After engaging in several internal battles with myself, I have decided to lead the life of a Pessimistic Optimist. For context, a pessimistic optimist(me) is a pessimistic person and at the same time hopeful. If you lead this lifestyle, bad outcomes will be expected, but if it’s good, you’ll be pleasantly surprised and enjoy them. This isn’t the same for the realist, to whom events in life seem transparent because they (realists) can predict the outcome of various situations.
Am I the only one that has a weird feeling when too much happy shit is going on? You ever meet someone so optimistic, it’s almost annoying? Why are you so cheerful? Prancing around like you just won the damn lottery! Who told you everything is going to be okay? Also, forgive me for worrying about your mental health, but what could be your reason for singing at the top of your voice in the middle of the night?
It’s worse when a friend is going through a heartbreak and you have to pretend to feel sorry for them. Serves them right for trying to find happiness plus it’s not like you didn’t see it coming.
Honey, I knew damn well the day you started to talk to him that it would end in ‘hot premium tears’ but you wouldn’t hear me out.
His name is Dick. How does any of this come as a surprise to you?
Also, why did you say you can’t live without him? Does he cash your cheques?
In its everyday application, finding a balance is really key. Not too happy, not too sad and/or unbearable. Because you don’t want to be that guy that’s constantly downing everyone’s mood. Back in School, there was a boy I nicknamed DOOM. You know a nickname is apt when everyone goes along with it.
We’re in Maths class, petrified at the thought that we hadn’t done an assignment. As soon as the teacher steps out of the class. DOOM goes, “When he comes back, he’s going to ask about the assignment and we’re all going to be in Soup”. We all collectively scream ‘Shut up’ at him, to which he retorts, “just watch”.
Like clockwork, the teacher comes back into the class and asks about the assignment.
Squeaky bum time!
Needless to say, we saw his ‘red eye’. It was very red and DOOM wasn’t making things any better.
Now make no mistake, I like a miracle. Be it in a religious gathering or a football pitch, a miracle is mostly always welcome. I just know that it’s not just me thinking, someday our luck is going to run out. A pessimist and an optimist walk into a bar.
P: Why aren’t you making plans for the future?

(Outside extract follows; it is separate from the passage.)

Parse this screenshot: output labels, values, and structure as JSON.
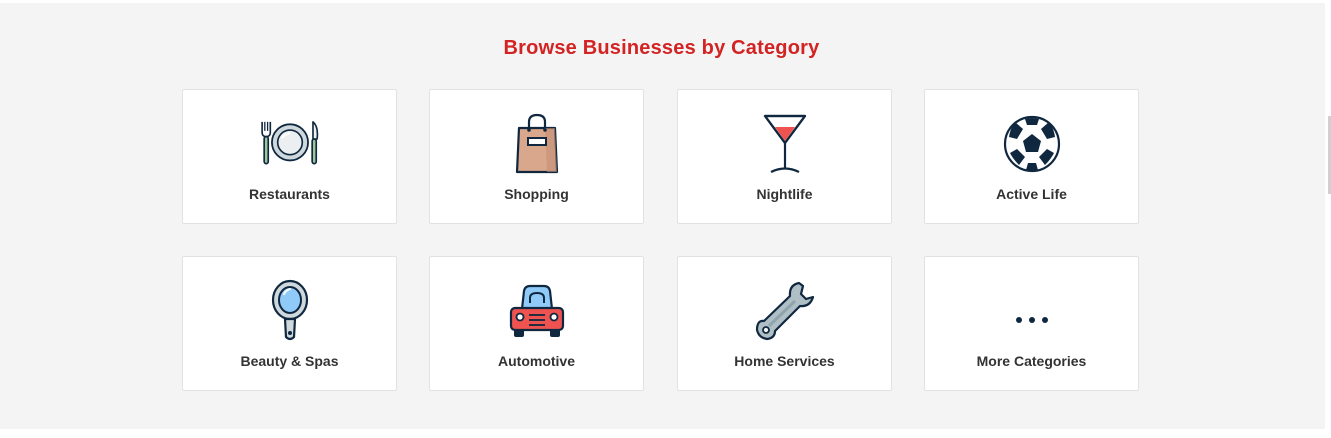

O: Don’t worry about tomorrow, cause tomorrow is going to worry about itself
Yeah, about that. Not to sound prophetic or anything, but I’ve seen tomorrow and it involves you being a nuisance to yourself and everyone around you. Can I at least teach you how to fish instead? Not for your sake. Mostly mine, I must admit. Feel free to call me sell-fish.
For better, for worse. On the one hand, I like to think that getting hitched would 100% be a piece of cake for me. You can’t knock off my wealth of experience in the relationship department. Deep down, I’m convinced she’d have one bad habit that I wouldn’t be able to see coming. You know, like waking up at 2 am to eat foods that are heavy in starch.
I know the marriage vows said forever. Is there any particular reason you’re trying to run off early?
Good versus Evil. The eternal debate. Who else roots for the evil character in movies? Especially the horror ones. Mostly because I think the victims deserve it. Walk me through this. You heard a noise in the middle of the night. It’s coming from the basement. And you went to check it out? What happened to wait till morning and packing out of the haunted house like a normal person? Ghosts don’t play!
In the end, both optimists and pessimists contribute to society. The optimist invents the airplane, the pessimist the parachute. When things are at their blackest, I say to myself, ‘Cheer up, things could be worse.’ And sure enough, they get worse. In all, I have learned to waltz through life with high expectations of myself and little or none of everyone else. We are all in the gutter…
but some of us are looking at the stars.